The U.S. Food and Drug Administration has green-lighted a Phase 2 clinical trial that will assess the safety and effectiveness of the small molecule 2X-121 in advanced ovarian cancer patients, Oncology Venture has announced.
The trial will also use the 2x-121 Drug Response Predictor biomarker to identify patients likely to respond to and benefit from treatment with 2X-121.
The 2x-121 Drug Response Predictor is a screening platform that uses gene expression (protein production) signatures from patient biopsies to identify their likelihood of responding to or resisting specific cancer-fighting therapies. The platform is able to screen over 400 genes.
2X-121 inhibits several members of the Poly(ADP-Ribose) Polymerase (PARP) enzymes, key factors involved in DNA damage repair in cancer cells. PARPs act as DNA damage sensors, binding to the sites of DNA damage and leading to its repair.

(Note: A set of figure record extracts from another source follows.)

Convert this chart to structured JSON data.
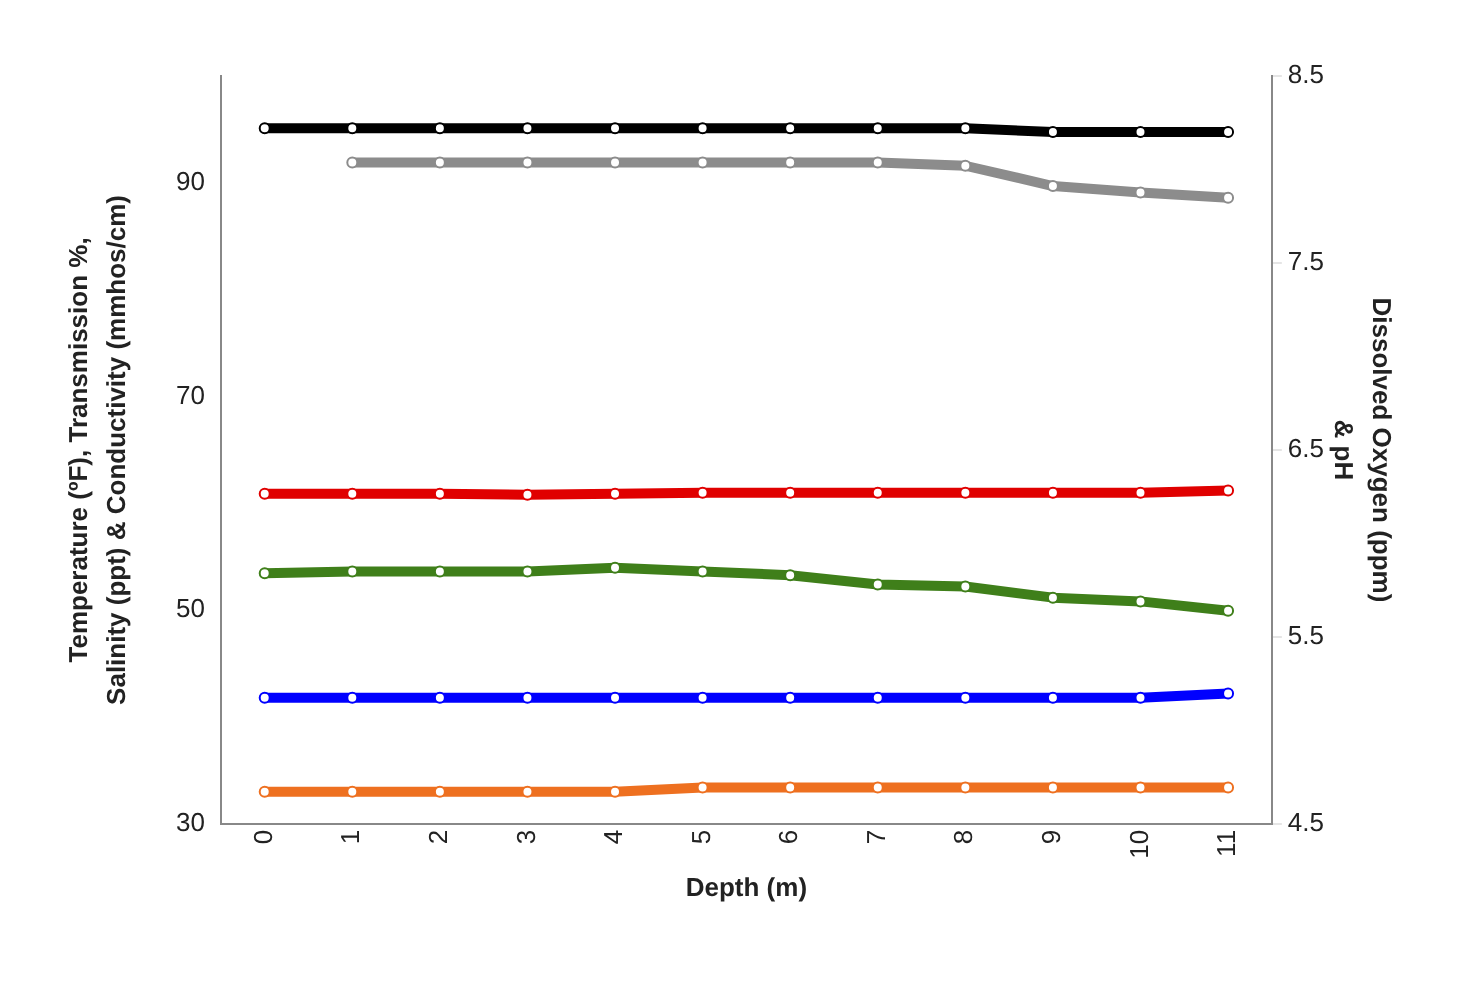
{
  "chart_data": {
    "type": "line",
    "xlabel": "Depth (m)",
    "ylabel": "Temperature (ºF), Transmission %,\nSalinity (ppt) & Conductivity (mmhos/cm)",
    "y2label": "Dissolved Oxygen (ppm)\n& pH",
    "categories": [
      "0",
      "1",
      "2",
      "3",
      "4",
      "5",
      "6",
      "7",
      "8",
      "9",
      "10",
      "11"
    ],
    "ylim": [
      30,
      100
    ],
    "yticks": [
      30,
      50,
      70,
      90
    ],
    "y2lim": [
      4.5,
      8.5
    ],
    "y2ticks": [
      4.5,
      5.5,
      6.5,
      7.5,
      8.5
    ],
    "grid": false,
    "legend": false,
    "marker": "circle",
    "line_style": "solid",
    "series": [
      {
        "color": "#000000",
        "axis": "y2",
        "values": [
          8.22,
          8.22,
          8.22,
          8.22,
          8.22,
          8.22,
          8.22,
          8.22,
          8.22,
          8.2,
          8.2,
          8.2
        ]
      },
      {
        "color": "#8c8c8c",
        "values": [
          null,
          91.9,
          91.9,
          91.9,
          91.9,
          91.9,
          91.9,
          91.9,
          91.6,
          89.7,
          89.1,
          88.6
        ]
      },
      {
        "color": "#e00000",
        "values": [
          60.9,
          60.9,
          60.9,
          60.8,
          60.9,
          61,
          61,
          61,
          61,
          61,
          61,
          61.2
        ]
      },
      {
        "color": "#3f7f1a",
        "axis": "y2",
        "values": [
          5.84,
          5.85,
          5.85,
          5.85,
          5.87,
          5.85,
          5.83,
          5.78,
          5.77,
          5.71,
          5.69,
          5.64
        ]
      },
      {
        "color": "#0000ff",
        "values": [
          41.8,
          41.8,
          41.8,
          41.8,
          41.8,
          41.8,
          41.8,
          41.8,
          41.8,
          41.8,
          41.8,
          42.2
        ]
      },
      {
        "color": "#ee7020",
        "values": [
          33,
          33,
          33,
          33,
          33,
          33.4,
          33.4,
          33.4,
          33.4,
          33.4,
          33.4,
          33.4
        ]
      }
    ]
  }
}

Cancer cells rely on PARPs to survive and proliferate. 2x-121 targets the PARP-1 and PARP-2 members, as well as the tankyrases (TNKS1 and TNKS2), also members of the PARP family.
The Phase 2 trial will take place in the U.S. and Germany and expects to recruit up to 30 advanced ovarian cancer patients. The participants will receive 2X-121, administered orally as a daily 600 mg dose. Treatment will continue until signs of disease progression.
The study’s primary objective (its endpoint) is to assess patients’ response to the therapy, both complete remission or partial responses. Other measures of the therapy’s effectiveness and safety parameters will also be evaluated.
In a previous Phase 1 trial (NCT01618136) evaluating the safety and efficacy of 2X-121 in patients with different types of solid tumors, including those with ovarian tumors, the results showed that 2X-121 was generally well-tolerated at the 600 mg daily dose, and with evidence of antitumor activity.
The 2X-121 Drug Response Predictor was applied in the trial where it was able to distinguish patients who were sensitive to the treatment from those who were treatment-resistant.
The results were presented at the 2018 ASCO Annual Meeting in a presentation titled, “First-in-human phase 1 study of the PARP/tankyrase inhibitor 2X-121 (E7449) as monotherapy in patients with advanced solid tumors and validation of a novel drug response predictor (DRP) mRNA biomarker.”
The FDA investigational new drug (IND) and investigational device exemption (IDE) applications, both needed to begin the Phase 2 trial, were submitted by the Medical Prognosis Institute, a Denmark-based biotech company that was recently acquired by Oncology Venture.
“I’m proud to obtain this first Oncology Venture prepared FDA IND and IDE approval to run trials with our PARP inhibitor in the U.S. and look forward to initialize study in ovarian cancer to prove the patient benefit of our PARP inhibitor and it’s DRP for precision treatment”, Marie Foegh, MD, the chief medical officer of Oncology Venture, said in a press release.
“Our Drug Response Prediction – DRP technology to track, match and treat patients with our PARP inhibitor enables us to be precise in selecting patients who will benefit from PARP inhibitor treatment,”
Peter Buhl Jensen, MD, the CEO of Oncology Venture, said the company expects the clinical trials “will confirm the DRP technology advantage and will position us very favorably in the market.”
A Phase 2 trial (NCT03562832) evaluating 2X-121 in patients with metastatic breast cancer is currently recruiting participants.